The example of GM foods thus highlights the importance of capturing consumer markets to the agro-food industry more generally; the consumer resistance needing to be overcome (or, depending on one’s position, courted) has less to do with the inherent advantages or disadvantages of the food itself than issues of perception. Both positive and negative arguments seem to have equal impact. However, this is complicated by the fact that cost appears to be a more important factor, with people buying GM foods if they are sufficiently cheap or convenient. Although consumer choice may be important in situations of plenty, then, scarcity, shortage and economic recessions render issues of symbolism and perception moot.


1. Given that most consumers seem to be influenced by cost rather than marketing, is the issue of selling GM foods exaggerated? Why or why not?

2. Using your textbook, this case study and the recommended articles (and/or any other relevant material), conduct a debate on the use of GM organisms in food.

3. How important are formal labels compared with informal narratives in influencing consumer choice about GM foods?
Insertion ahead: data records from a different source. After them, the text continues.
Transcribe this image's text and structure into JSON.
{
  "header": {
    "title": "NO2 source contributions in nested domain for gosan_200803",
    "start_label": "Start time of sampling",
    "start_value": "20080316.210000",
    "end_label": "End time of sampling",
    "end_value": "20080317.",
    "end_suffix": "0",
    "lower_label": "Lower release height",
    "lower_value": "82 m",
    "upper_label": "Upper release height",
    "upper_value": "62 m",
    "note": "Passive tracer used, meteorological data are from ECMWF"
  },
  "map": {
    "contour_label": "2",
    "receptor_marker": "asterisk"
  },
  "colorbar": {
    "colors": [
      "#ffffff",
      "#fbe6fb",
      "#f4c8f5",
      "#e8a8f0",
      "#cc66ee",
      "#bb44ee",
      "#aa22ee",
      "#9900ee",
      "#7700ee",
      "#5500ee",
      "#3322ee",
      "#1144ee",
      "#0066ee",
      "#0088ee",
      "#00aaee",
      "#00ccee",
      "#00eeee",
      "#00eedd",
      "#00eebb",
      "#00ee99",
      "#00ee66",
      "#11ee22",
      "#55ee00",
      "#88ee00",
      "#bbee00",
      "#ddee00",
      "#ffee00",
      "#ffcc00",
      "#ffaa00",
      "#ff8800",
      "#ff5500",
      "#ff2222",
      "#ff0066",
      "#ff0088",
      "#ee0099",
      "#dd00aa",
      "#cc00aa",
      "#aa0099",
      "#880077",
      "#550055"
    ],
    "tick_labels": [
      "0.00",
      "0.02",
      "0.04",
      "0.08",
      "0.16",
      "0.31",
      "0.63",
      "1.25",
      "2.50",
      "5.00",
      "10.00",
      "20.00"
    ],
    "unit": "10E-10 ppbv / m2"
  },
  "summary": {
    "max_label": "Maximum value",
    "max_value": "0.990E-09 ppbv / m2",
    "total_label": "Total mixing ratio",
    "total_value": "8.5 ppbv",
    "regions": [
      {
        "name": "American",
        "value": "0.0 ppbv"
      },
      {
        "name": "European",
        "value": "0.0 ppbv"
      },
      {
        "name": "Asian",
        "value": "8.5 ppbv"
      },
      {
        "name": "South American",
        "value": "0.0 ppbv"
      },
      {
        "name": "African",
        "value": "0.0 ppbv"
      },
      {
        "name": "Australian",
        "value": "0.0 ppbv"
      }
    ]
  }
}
What does each mode of communication contribute to the debate?

4. How might national regulations regarding food labelling, marketing and protecting local industries affect the selling of GM food?

Further Reading

Grunert, Klaus G. et al. (2004) Attitudes towards the use of GMOs in food production and their impact on buying intention: the role of positive sensory experience. Agribusiness, 20 (1): 95–107.

Heugens, Pursey P.M.A.R. (2002) Managing public affairs through storytelling. Journal of Public Affairs, 2 (2): 57–70.

Noussair, Charles, Robin, Stephane and Ruffieux, Bernard (2004) Do consumers really refuse to buy genetically modified food? Economic Journal, 114: 102–120.

Park, Hyun Soon and Lee, Sun Young (2003) Genetically engineered food labels: information or warning to consumers? Journal of Food Products Marketing, 9 (1): 49–62.